The provisions of La. R.S. 23:1225(0(1) essentially provide that in the absence of a contrary agreement between the employer and the employee, workers’ compensation benefits shall be reduced so that the aggregate of the following types of remuneration shall not exceed sixty-six and two-thirds per cent of the worker’s average weekly wage: (a) benefits under the Louisiana Workers’ Compensation Law; (b) old-age insurance benefits received under Title II of the Social Security Act to the extent not funded by the employee; (c) benefits under disability benefit plans in the proportion funded by an employer; and (d) any other workers’ compensation benefits. (Emphasis added.)
Such wage-loss benefit coordination laws are designed to preclude an employee from simultaneously collecting duplicative benefits under different parts of the overall system of employer-based wage-loss protection. Garrett v. Seventh Ward General Hospital, 95-0017 (La.09/22/95), 660 So.2d 841. As the court in Garrett at 845, 847 said:
Section 1225(C)(1) thus provides Louisiana employers with an offset against their workers’ compensation obligation of benefits provided by different employer-based sources and establishes a sort of state ceiling of benefits to which an employee is entitled.
Section 1225(C)(1) coordinates Louisiana workers’ compensation benefits with other employer-based benefits, including Social Security benefits, and imposes a*78 separate state ceiling of sixty-six and two-thirds percent of the average weekly wages of the employee at the time of the injury. [Emphasis added.]
As a final note, La. R.S. 23:1225(0(4) provides that the reduction provisions of La. R.S. 23:1225 control in the case of a conflict between those provisions and any other Louisiana law or contract of insurance.
Dissenting Opinion
dissenting.
I respectfully dissent, since I believe this case should be remanded to the workers’ compensation judge.
While I agree with most of the concerns expressed in the majority opinion, the employer in this instance is entitled to an offset for the old-age Social Security benefits “to the extent not funded by the employee.” As pointed out by our supreme court in Garrett v. Seventh Ward General Hospital, 95-0017 (La.9/22/95), 660 So.2d 841, 856, “a workers’ compensation offset for Social Security old-age benefits is rare, given the dissimilarity of these benefits.” Nevertheless, despite this incongruity, our legislature requires that the employer be allowed to take the offset to the extent the employer identifies the proportion of the old-age benefits funded by the employer.

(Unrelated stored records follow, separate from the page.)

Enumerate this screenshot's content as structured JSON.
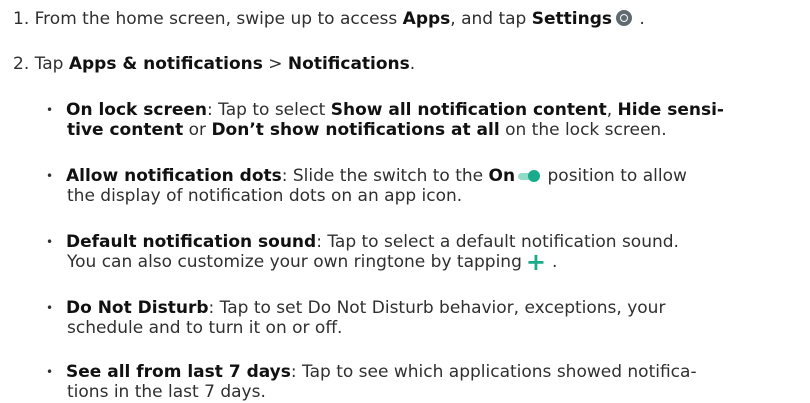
{
  "steps": [
    {
      "num": "1.",
      "t1": "From the home screen, swipe up to access ",
      "b1": "Apps",
      "t2": ", and tap ",
      "b2": "Settings",
      "t3": " ."
    },
    {
      "num": "2.",
      "t1": "Tap ",
      "b1": "Apps & notifications",
      "t2": " > ",
      "b2": "Notifications",
      "t3": "."
    }
  ],
  "bullet_char": "•",
  "items": [
    {
      "b1": "On lock screen",
      "t1": ": Tap to select ",
      "b2": "Show all notification content",
      "t2": ", ",
      "b3": "Hide sensi-",
      "b4": "tive content",
      "t3": " or ",
      "b5": "Don’t show notifications at all",
      "t4": " on the lock screen."
    },
    {
      "b1": "Allow notification dots",
      "t1": ": Slide the switch to the ",
      "b2": "On",
      "t2": " position to allow",
      "l2": "the display of notification dots on an app icon."
    },
    {
      "b1": "Default notification sound",
      "t1": ": Tap to select a default notification sound.",
      "l2": "You can also customize your own ringtone by tapping",
      "plus": "+",
      "t2": "."
    },
    {
      "b1": "Do Not Disturb",
      "t1": ": Tap to set Do Not Disturb behavior, exceptions, your",
      "l2": "schedule and to turn it on or off."
    },
    {
      "b1": "See all from last 7 days",
      "t1": ": Tap to see which applications showed notifica-",
      "l2": "tions in the last 7 days."
    }
  ],
  "icons": {
    "settings": "settings-gear-icon",
    "switch": "toggle-switch-on-icon",
    "plus": "plus-icon"
  },
  "colors": {
    "accent": "#1aab8a",
    "accent_light": "#8fdcc8",
    "icon_gray": "#5f6b70"
  }
}
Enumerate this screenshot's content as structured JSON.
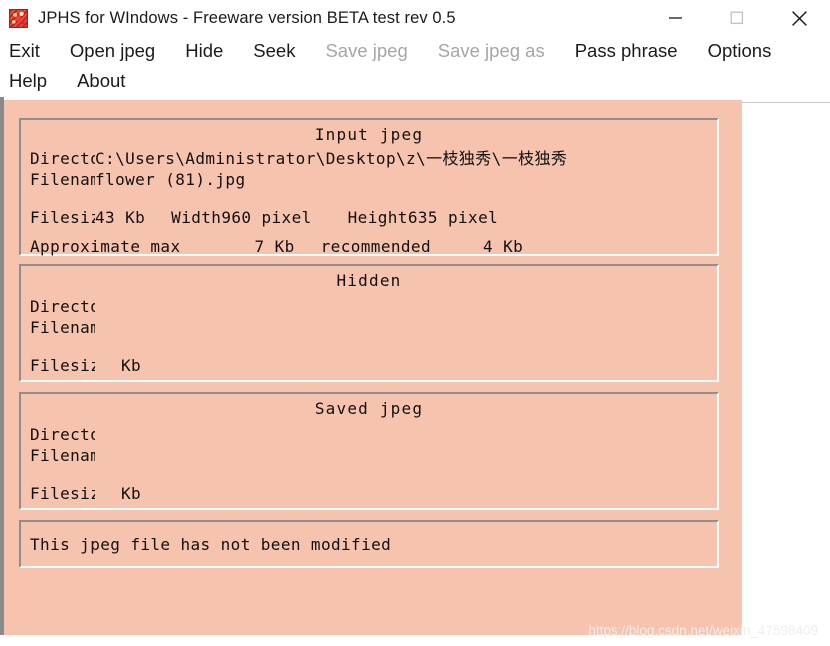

In this case, the record does not reveal the formula utilized by the Social Security Administration in determining the retirement benefits paid to Mrs. Keel nor the earnings record of credits from taxes paid by Mrs. Keel, her deceased husband, Wal-Mart or any other employer. While other courts may have allowed a credit of fifty percent of the old-age benefits, I will not take judicial notice of a 50%/50% funding of these retirement benefits. Mrs. Keel’s work history for earnings subject to the Social Security tax apparently included wages from other employers and could have included work periods where she was self-employed. The Social Security formula for the computation of her retirement benefit might also be determined in part by the contributions of her deceased husband. The mysteries of that federal formula have not yet been revealed. Before reaching a conclusion regarding the application of La. R.S. 23:1225(C)(l)(b), I would remand the case for a complete review of the computation of Mrs. Keel’s old-age retirement benefits.